Flexible Schema Design

-- Product catalog with flexible attributes
CREATE TABLE products (
    product_id SERIAL PRIMARY KEY,
    name VARCHAR(255) NOT NULL,
    category VARCHAR(100),
    base_price DECIMAL(10, 2),
    attributes JSONB DEFAULT '{}',
    created_at TIMESTAMPTZ DEFAULT CURRENT_TIMESTAMP
);

-- Index JSON fields
CREATE INDEX idx_products_attributes 
ON products USING GIN (attributes);

-- Query JSON
SELECT * FROM products 
WHERE attributes->>'color' = 'red'
  AND attributes->>'size' = 'large';

-- Aggregate JSON
SELECT 
    attributes->>'color' AS color,
    COUNT(*) AS count,
    AVG(base_price) AS avg_price
FROM products
WHERE attributes ? 'color'
GROUP BY attributes->>'color';

-- Partial index for specific attribute
CREATE INDEX idx_products_color 
ON products ((attributes->>'color')) 
WHERE attributes ? 'color';

Event Sourcing

-- Event store
CREATE TABLE events (
    event_id BIGSERIAL PRIMARY KEY,
    aggregate_id UUID NOT NULL,
    aggregate_type VARCHAR(100) NOT NULL,
    event_type VARCHAR(100) NOT NULL,
    event_data JSONB NOT NULL,
    metadata JSONB DEFAULT '{}',
    created_at TIMESTAMPTZ DEFAULT CURRENT_TIMESTAMP,
    version INTEGER NOT NULL
);

-- Index for event sourcing queries
CREATE INDEX idx_events_aggregate 
ON events (aggregate_type, aggregate_id, version);

-- Append event
INSERT INTO events (aggregate_id, aggregate_type, event_type, event_data, version)
VALUES (
    '550e8400-e29b-41d4-a716-446655440000',
    'Order',
    'OrderCreated',
    '{"customer_id": 123, "total": 100.00}'::jsonb,
    1
);

-- Reconstruct aggregate
SELECT event_data
FROM events
WHERE aggregate_id = '550e8400-e29b-41d4-a716-446655440000'
  AND aggregate_type = 'Order'
ORDER BY version;

Best Practices Summary

Use Case Key Features PostgreSQL Solution
E-commerce Inventory, orders, payments ACID, JSONB, constraints
Financial Double-entry, audit Serializable isolation, triggers
Analytics Aggregations, reporting Materialized views, TimescaleDB
Geospatial Maps, routing PostGIS, GIST indexes
Multi-tenant Isolation, RLS Row-level security
Time-series Metrics, IoT TimescaleDB, hypertables
Document Flexible schema JSONB, GIN indexes

Conclusion

PostgreSQL’s versatility makes it suitable for virtually any production use case.

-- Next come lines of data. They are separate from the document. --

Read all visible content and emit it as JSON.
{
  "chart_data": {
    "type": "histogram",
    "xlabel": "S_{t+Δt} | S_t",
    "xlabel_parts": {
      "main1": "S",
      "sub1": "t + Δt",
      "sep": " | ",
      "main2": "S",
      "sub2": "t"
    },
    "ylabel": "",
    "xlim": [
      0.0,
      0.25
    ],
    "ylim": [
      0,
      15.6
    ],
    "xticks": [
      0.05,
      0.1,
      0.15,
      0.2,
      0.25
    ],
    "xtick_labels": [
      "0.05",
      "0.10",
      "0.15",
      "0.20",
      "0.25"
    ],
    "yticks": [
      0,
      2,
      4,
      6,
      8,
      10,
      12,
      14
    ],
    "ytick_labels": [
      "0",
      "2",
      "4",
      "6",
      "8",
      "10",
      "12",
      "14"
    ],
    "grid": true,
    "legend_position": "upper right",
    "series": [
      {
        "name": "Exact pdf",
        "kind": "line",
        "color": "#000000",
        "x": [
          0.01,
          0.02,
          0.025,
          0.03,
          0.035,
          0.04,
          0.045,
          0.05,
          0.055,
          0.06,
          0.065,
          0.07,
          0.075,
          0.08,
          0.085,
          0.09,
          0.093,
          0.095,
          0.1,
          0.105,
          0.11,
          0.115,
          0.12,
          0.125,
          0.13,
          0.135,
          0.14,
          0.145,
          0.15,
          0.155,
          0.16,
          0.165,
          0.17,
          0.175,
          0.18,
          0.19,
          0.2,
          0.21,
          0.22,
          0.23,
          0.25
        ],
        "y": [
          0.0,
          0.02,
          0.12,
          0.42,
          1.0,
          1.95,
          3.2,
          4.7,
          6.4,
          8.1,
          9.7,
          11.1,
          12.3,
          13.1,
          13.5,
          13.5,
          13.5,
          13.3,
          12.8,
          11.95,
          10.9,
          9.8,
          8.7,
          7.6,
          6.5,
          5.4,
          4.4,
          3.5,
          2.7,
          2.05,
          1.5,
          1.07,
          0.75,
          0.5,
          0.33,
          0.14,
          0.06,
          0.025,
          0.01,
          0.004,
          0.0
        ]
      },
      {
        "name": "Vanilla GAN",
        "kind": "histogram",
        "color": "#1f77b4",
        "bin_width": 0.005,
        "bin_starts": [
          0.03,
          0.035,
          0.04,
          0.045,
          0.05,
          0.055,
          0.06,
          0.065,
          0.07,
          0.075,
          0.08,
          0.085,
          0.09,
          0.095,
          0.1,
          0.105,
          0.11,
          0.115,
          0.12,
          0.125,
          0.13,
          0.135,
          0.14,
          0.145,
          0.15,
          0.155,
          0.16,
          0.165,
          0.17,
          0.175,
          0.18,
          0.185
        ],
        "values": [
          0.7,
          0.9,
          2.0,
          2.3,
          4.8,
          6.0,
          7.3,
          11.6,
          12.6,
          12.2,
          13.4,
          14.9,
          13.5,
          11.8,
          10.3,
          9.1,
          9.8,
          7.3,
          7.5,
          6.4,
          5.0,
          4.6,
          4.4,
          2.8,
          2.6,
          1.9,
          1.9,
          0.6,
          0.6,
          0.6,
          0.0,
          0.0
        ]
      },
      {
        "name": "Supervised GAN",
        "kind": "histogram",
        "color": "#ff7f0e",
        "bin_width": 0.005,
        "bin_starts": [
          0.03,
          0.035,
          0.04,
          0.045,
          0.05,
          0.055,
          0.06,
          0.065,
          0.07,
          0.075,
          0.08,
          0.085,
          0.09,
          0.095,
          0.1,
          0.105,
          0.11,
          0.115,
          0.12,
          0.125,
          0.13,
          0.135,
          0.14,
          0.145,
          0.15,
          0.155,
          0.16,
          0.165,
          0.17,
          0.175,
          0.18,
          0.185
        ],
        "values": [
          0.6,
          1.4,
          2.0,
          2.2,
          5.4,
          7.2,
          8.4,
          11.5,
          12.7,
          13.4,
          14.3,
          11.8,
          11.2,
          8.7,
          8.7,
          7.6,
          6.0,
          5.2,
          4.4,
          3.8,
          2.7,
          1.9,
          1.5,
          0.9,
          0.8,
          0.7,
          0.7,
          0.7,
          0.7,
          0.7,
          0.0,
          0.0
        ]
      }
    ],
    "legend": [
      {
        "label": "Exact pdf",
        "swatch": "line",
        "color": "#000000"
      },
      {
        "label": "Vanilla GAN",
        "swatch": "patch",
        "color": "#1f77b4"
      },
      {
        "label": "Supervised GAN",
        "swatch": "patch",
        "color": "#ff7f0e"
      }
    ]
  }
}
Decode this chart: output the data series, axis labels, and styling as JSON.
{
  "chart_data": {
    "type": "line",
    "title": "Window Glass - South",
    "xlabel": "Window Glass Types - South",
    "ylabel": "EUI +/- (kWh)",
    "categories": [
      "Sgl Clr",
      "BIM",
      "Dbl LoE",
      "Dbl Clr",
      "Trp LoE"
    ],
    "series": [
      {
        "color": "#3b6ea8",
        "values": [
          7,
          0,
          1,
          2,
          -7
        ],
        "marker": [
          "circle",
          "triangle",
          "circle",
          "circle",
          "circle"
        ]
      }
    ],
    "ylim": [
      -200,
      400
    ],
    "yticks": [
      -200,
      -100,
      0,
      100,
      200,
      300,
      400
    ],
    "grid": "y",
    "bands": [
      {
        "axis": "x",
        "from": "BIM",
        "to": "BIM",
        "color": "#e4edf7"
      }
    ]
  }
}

From e-commerce platforms handling millions of transactions to financial systems requiring strict ACID compliance, from geospatial applications to time-series data analysis, PostgreSQL delivers reliability, performance, and flexibility.

Combined with its extension ecosystem (PostGIS, TimescaleDB, pgvector), PostgreSQL can handle requirements that would previously have required multiple specialized databases.